Optimizing Efficiency Tax Policy
Tax incentives are a cost-effective way to encourage U.S. consumers and industry to overcome the market barriers to investing in approaches designed to cut energy waste. To create stability and inspire further innovation, Congress should extend these expiring incentives for multiple years while making improvements to ensure they are performance-based, technology-neutral incentives with maximum impact but minimum cost.
For optimum success, energy efficiency tax incentives should be crafted according to several basic principles:
- They should reward energy performance or savings whenever possible, rather than a specific technology, and should be based on this performance rather than on cost. Performance-based incentives lead to increased competition and more energy savings per federal dollar spent.
- Energy performance targets should be ambitious: If set too low, many taxpayers will claim the incentive for improvements they would have made anyway. A higher target also helps control program costs.
- Energy savings should be verified when possible through energy audits or testing.

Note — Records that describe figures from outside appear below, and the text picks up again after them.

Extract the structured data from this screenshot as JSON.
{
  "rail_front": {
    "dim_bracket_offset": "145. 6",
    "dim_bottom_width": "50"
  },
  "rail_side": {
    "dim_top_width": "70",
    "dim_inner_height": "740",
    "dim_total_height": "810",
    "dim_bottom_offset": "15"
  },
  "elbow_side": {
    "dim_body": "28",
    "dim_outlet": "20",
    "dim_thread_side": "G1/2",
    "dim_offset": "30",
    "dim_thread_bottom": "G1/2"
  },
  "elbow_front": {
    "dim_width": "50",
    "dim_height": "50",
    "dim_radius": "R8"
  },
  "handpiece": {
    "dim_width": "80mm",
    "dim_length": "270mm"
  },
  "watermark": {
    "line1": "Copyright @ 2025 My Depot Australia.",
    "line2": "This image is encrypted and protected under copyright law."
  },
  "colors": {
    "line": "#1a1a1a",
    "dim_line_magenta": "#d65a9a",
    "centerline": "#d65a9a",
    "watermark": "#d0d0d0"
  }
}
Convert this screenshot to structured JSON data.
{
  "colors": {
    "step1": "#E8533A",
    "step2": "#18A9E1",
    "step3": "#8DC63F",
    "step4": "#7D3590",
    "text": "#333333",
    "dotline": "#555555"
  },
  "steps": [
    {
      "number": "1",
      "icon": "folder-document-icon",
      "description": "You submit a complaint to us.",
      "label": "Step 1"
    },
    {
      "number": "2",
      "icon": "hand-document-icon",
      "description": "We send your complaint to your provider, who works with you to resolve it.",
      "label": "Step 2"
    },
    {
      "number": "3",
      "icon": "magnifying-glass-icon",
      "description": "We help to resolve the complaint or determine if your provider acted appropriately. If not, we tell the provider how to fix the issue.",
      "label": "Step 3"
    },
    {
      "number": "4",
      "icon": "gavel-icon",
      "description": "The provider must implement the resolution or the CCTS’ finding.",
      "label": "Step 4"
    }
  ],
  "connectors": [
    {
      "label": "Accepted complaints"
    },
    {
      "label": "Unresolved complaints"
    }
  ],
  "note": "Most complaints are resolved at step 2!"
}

- Incentives should be flexible, adapting to changes in the marketplace: Once an efficient technology gains a significant market share, the incentive should be tightened to reward less common yet more efficient technologies.
- Incentives should be part of a suite of policies to promote innovation and the development of energy efficient products and practices, such as labels (e.g., ENERGY STAR®), utility efficiency programs, and minimum codes and standards to gradually shift all buildings and equipment toward increased energy savings.
With cogent, performance-based tax policy, clear instructions for homeowners and builders, and a flexible approach to meeting high energy-saving targets, efficiency tax incentives can continue to spur innovation, minimize costs for both the U.S. Treasury and electricity consumers, and encourage more Americans to reduce energy use. To maximize these benefits, existing efficiency tax incentives must be extended for multiple years in order to provide market and investment certainty. In addition, because the IRS often does not track the number of tax credits claimed or the corresponding amount of tax dollars saved, requiring better reporting would result in more informed decision making related to efficiency tax incentives.
We urge Congress to improve and extend these credits to ensure that the country realizes the full savings from energy efficiency as well as its other significant benefits, including the creation of new jobs and substantial progress toward our environmental and air pollution reduction goals.